Liverpool Sound and Vision Rating 8.5/10
The Bard may have put it in such a way that many will quote him without even realising they are doing it, but the act of sleep, deprived to many, enjoyed by the multitude, comes with its own peculiarities, rituals and habits as any function of human existence; for Katie Mac the pleasing musical demeanour, the lowering and persistent highs that come with the plea of Let’s Fall Asleep are enough to drive temptation firmly into view.
The surprise of it all is that in this age of information overdrive, where the sometimes overpowering and intense media speculation of where a musician comes from, what they are about, what they did to release a 100 songs in such a short space of time; none of that appears with Katie Mac, what there is simple, refreshingly honest, not curtailed by imagination but expanded because of the lack of fluff that comes sometimes in tandem with the strength of character.
Than sense of tandem, of diverse thought comes through in the single, a song of strength, of personal guile and demanding the act of consummation between musician and future listener. It is a consummation, the act of union and pleasure sought that makes the song reach to a high point that would normally be unattainable after such a short foray into the world of high pressure accountability.

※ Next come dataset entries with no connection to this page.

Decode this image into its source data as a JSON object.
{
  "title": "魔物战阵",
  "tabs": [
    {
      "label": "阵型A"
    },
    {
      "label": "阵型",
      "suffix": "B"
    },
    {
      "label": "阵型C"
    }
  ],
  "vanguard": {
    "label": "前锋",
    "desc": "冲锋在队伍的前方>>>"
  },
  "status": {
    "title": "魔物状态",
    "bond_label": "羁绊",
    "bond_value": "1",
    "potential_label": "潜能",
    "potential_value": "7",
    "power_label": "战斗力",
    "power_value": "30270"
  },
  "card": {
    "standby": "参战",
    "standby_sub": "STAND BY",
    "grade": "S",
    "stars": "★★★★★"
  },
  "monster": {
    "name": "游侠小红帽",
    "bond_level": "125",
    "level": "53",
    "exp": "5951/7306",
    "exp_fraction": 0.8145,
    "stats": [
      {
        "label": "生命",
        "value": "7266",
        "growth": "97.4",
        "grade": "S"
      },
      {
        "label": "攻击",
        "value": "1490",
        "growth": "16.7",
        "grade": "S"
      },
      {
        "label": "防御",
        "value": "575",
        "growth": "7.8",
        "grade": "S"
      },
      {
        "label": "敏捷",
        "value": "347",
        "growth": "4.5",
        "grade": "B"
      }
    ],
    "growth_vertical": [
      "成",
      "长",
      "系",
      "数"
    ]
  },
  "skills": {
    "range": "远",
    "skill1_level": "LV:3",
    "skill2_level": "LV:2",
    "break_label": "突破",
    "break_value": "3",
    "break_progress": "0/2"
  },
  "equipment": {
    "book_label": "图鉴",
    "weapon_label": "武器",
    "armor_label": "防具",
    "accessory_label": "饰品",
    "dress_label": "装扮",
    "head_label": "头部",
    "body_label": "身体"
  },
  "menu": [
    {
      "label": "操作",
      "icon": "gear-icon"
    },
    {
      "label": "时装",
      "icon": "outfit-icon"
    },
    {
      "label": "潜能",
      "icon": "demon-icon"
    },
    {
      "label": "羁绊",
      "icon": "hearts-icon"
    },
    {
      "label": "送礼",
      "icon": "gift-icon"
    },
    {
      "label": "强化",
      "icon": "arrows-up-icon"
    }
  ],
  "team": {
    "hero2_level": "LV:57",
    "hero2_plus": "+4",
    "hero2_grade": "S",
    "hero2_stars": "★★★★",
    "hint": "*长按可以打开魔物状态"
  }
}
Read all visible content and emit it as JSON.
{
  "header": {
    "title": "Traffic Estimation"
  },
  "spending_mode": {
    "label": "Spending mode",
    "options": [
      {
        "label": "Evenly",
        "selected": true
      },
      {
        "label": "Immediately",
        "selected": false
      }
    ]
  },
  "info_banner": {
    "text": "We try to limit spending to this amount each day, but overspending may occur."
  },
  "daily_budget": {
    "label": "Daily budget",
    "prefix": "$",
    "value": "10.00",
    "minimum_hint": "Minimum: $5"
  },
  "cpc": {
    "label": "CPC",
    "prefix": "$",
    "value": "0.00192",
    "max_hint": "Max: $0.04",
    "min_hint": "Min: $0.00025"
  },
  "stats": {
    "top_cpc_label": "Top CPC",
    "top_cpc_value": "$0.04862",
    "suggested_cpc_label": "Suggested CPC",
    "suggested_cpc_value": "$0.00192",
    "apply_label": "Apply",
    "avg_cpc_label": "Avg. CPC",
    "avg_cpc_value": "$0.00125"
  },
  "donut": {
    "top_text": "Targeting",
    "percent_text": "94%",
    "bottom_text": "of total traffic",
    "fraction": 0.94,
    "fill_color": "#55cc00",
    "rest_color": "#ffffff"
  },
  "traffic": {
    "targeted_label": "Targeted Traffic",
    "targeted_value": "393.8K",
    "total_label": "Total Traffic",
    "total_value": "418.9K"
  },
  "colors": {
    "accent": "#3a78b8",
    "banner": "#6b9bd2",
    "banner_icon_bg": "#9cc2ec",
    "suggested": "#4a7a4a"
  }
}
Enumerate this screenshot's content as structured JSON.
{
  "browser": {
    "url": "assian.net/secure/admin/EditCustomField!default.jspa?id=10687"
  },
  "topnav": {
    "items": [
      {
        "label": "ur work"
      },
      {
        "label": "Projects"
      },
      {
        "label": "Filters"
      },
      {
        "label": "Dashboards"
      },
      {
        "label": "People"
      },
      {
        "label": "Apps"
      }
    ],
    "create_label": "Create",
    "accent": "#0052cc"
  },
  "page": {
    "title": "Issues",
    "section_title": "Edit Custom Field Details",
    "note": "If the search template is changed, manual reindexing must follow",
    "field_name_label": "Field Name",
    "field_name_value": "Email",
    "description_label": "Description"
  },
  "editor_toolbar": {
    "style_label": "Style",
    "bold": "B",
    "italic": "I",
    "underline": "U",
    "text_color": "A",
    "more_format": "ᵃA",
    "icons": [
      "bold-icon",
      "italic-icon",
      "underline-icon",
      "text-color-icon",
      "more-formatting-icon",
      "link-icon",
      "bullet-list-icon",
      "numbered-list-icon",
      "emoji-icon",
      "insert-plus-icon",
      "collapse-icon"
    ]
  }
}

Katie Mac delivers with one song which many would dream of doing in five, that the nature of femininity is not to be confused with weakness and unsure fleeting moments, but with depth, driving passion and untold beautiful reasoning. Let’s Fall Asleep is not perhaps a plea but an instruction on how life should be viewed, to get all the mess out of the way before placing your thoughts into the safe keeping of Morpheus and the trust of your soul into the person you seek to share life with.
Let’s Fall Asleep is a tremendous song, bountiful, giving and impossible to argue with.